Nel 2018 nasce il Museo d’arte contemporanea AAAperto, perché le opere sono proprio a cielo aperto e gratuite, per la fruizione di chiunque. Nel 2019 esordisce invece il Museo dell’amore perduto che, come si evince, racconta le storie d’amore che finiscono, un’idea nata da un libro scritto dal fotografo Mario Saragato. Un luogo, scrive il curatore della mostra, che “è cura e, al tempo stesso, consapevolezza di poter tornare ad innamorarsi ancora”. Neanche un anno dopo, nella stessa e graziosa struttura in terra battuta, in pieno centro storico, apre il Museo del ghirigoro, dove spiccano le illustrazioni di artisti quali Crisa, Giulia Atzeni, Sonia Borsato, Simone Sanna. Ma anche un progetto partecipato, dove ognuno può mettersi a scarabocchiare e lasciare i propri disegni. L’anno scorso sono stati donati 1200 “ghirigori”.

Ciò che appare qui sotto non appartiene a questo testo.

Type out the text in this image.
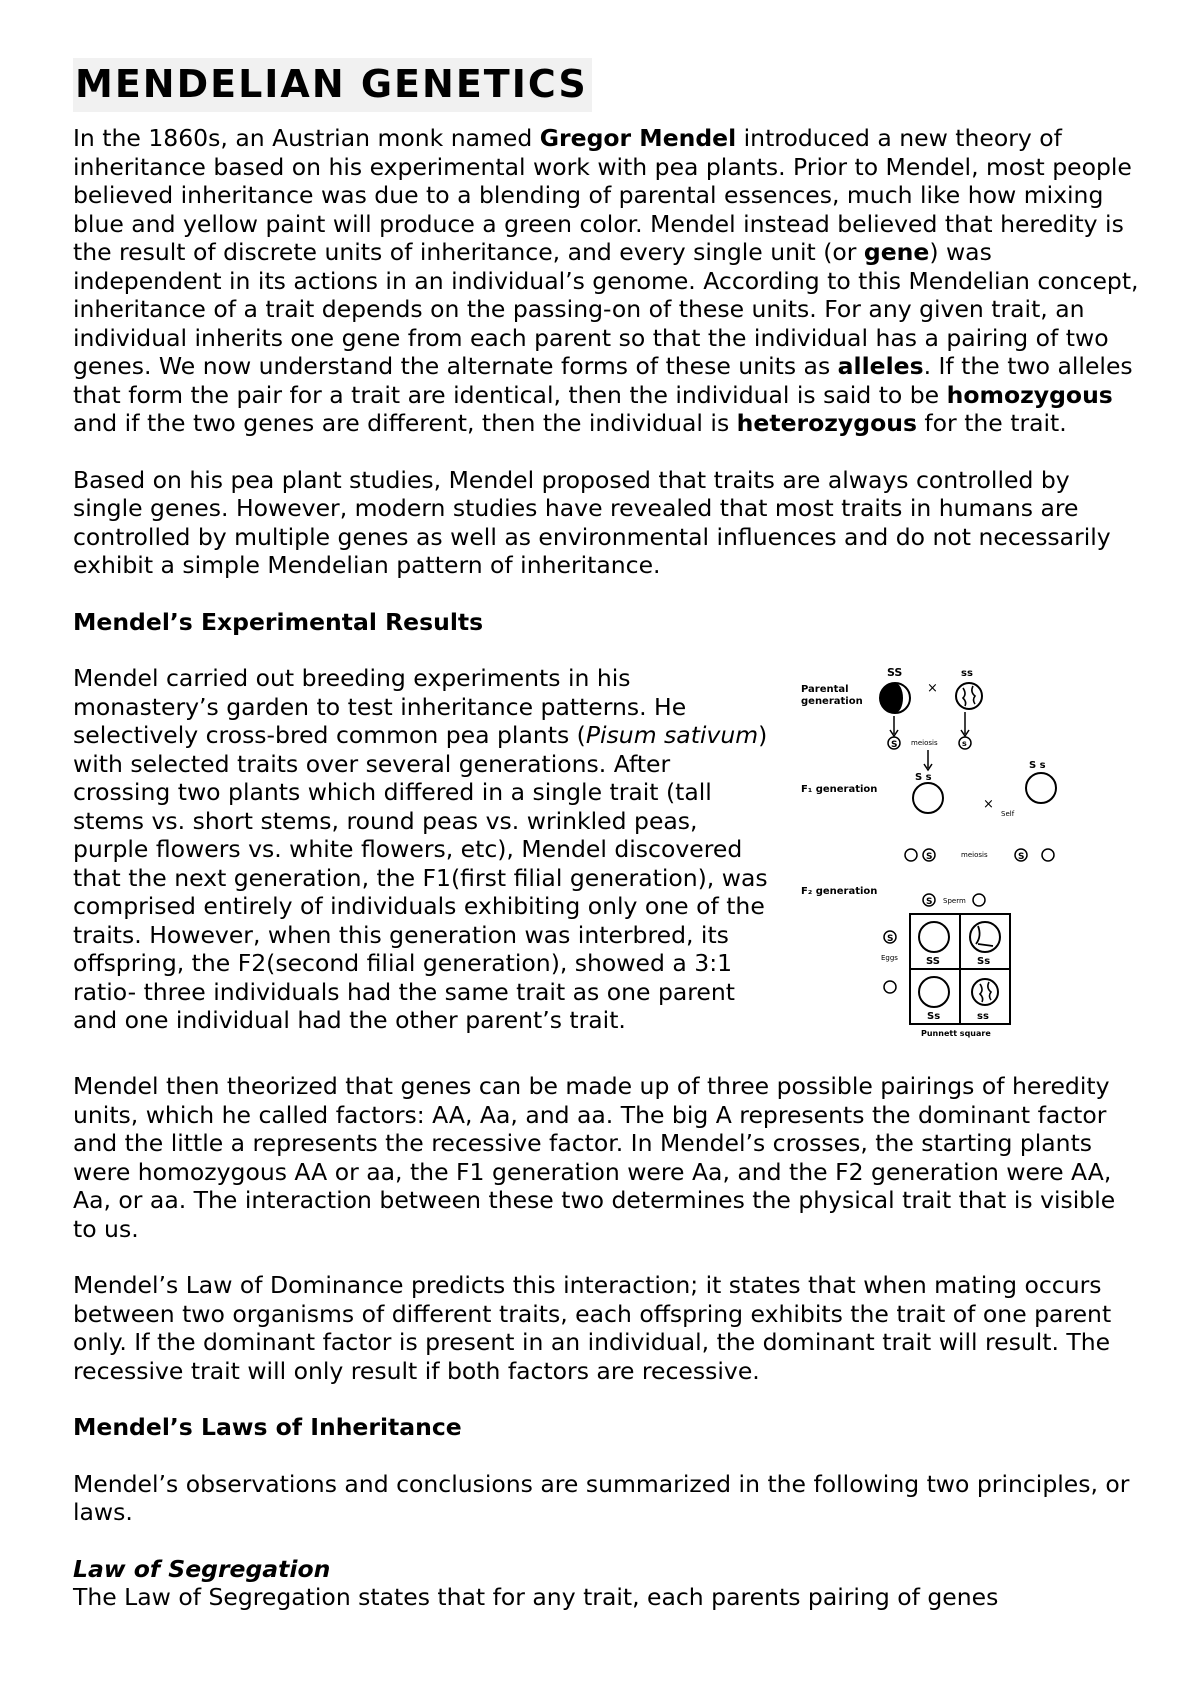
MENDELIAN GENETICS

In the 1860s, an Austrian monk named Gregor Mendel introduced a new theory of inheritance based on his experimental work with pea plants. Prior to Mendel, most people believed inheritance was due to a blending of parental essences, much like how mixing blue and yellow paint will produce a green color. Mendel instead believed that heredity is the result of discrete units of inheritance, and every single unit (or gene) was independent in its actions in an individual’s genome. According to this Mendelian concept, inheritance of a trait depends on the passing-on of these units. For any given trait, an individual inherits one gene from each parent so that the individual has a pairing of two genes. We now understand the alternate forms of these units as alleles. If the two alleles that form the pair for a trait are identical, then the individual is said to be homozygous and if the two genes are different, then the individual is heterozygous for the trait.

Based on his pea plant studies, Mendel proposed that traits are always controlled by single genes. However, modern studies have revealed that most traits in humans are controlled by multiple genes as well as environmental influences and do not necessarily exhibit a simple Mendelian pattern of inheritance.

Mendel’s Experimental Results

Mendel carried out breeding experiments in his monastery’s garden to test inheritance patterns. He selectively cross-bred common pea plants (Pisum sativum) with selected traits over several generations. After crossing two plants which differed in a single trait (tall stems vs. short stems, round peas vs. wrinkled peas, purple flowers vs. white flowers, etc), Mendel discovered that the next generation, the F1(first filial generation), was comprised entirely of individuals exhibiting only one of the traits. However, when this generation was interbred, its offspring, the F2(second filial generation), showed a 3:1 ratio- three individuals had the same trait as one parent and one individual had the other parent’s trait.

Parental
generation
SS	ss
×
S	s
meiosis
F₁ generation
S s
×
Self
S s
S	meiosis	S
F₂ generation
S Sperm
S
Eggs	SS	Ss
Ss	ss
Punnett square

Mendel then theorized that genes can be made up of three possible pairings of heredity units, which he called factors: AA, Aa, and aa. The big A represents the dominant factor and the little a represents the recessive factor. In Mendel’s crosses, the starting plants were homozygous AA or aa, the F1 generation were Aa, and the F2 generation were AA, Aa, or aa. The interaction between these two determines the physical trait that is visible to us.

Mendel’s Law of Dominance predicts this interaction; it states that when mating occurs between two organisms of different traits, each offspring exhibits the trait of one parent only. If the dominant factor is present in an individual, the dominant trait will result. The recessive trait will only result if both factors are recessive.

Mendel’s Laws of Inheritance

Mendel’s observations and conclusions are summarized in the following two principles, or laws.

Law of Segregation

The Law of Segregation states that for any trait, each parents pairing of genes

Il Museo etnografico è quello più impattante e uno dei più completi dell’Isola. Il percorso inizia dalla ricostruzione di una casa tradizionale: dalla cucina alla stanza da letto, lo stazzo era il luogo del vissuto famigliare, all’interno del quale si faceva il pane una volta alla settimana e si tesseva, perché Aggius è il paese che vanta una tradizione che ancora oggi portano avanti trenta persone del borgo, donne soprattutto. Gli antichi telai in legno sono esposti assieme ai disegni intrecciati e mano e i colori ricavati dalle erbe, così come i costumi: da quello della vedova (contraddistinto da due gonne, perché una veniva posta sulla testa) a quelli delle feste. Spazio poi anche al sughero, il vero oro della Gallura. Una cosa che piace tanto alle persone che visitano questi luoghi di cultura è la ricostruzione di una classe, dove anche qui Maria Lai ha messo lo zampino, con un alfabeto creato con le sue mani e la sua inventiva. Un lascito prezioso in un borgo che ha saputo aprire un cuore di granito e farsi cultore e portavoce di tante arti e mestieri. “Và e torna”, recita una scritta a colori sulla pietra.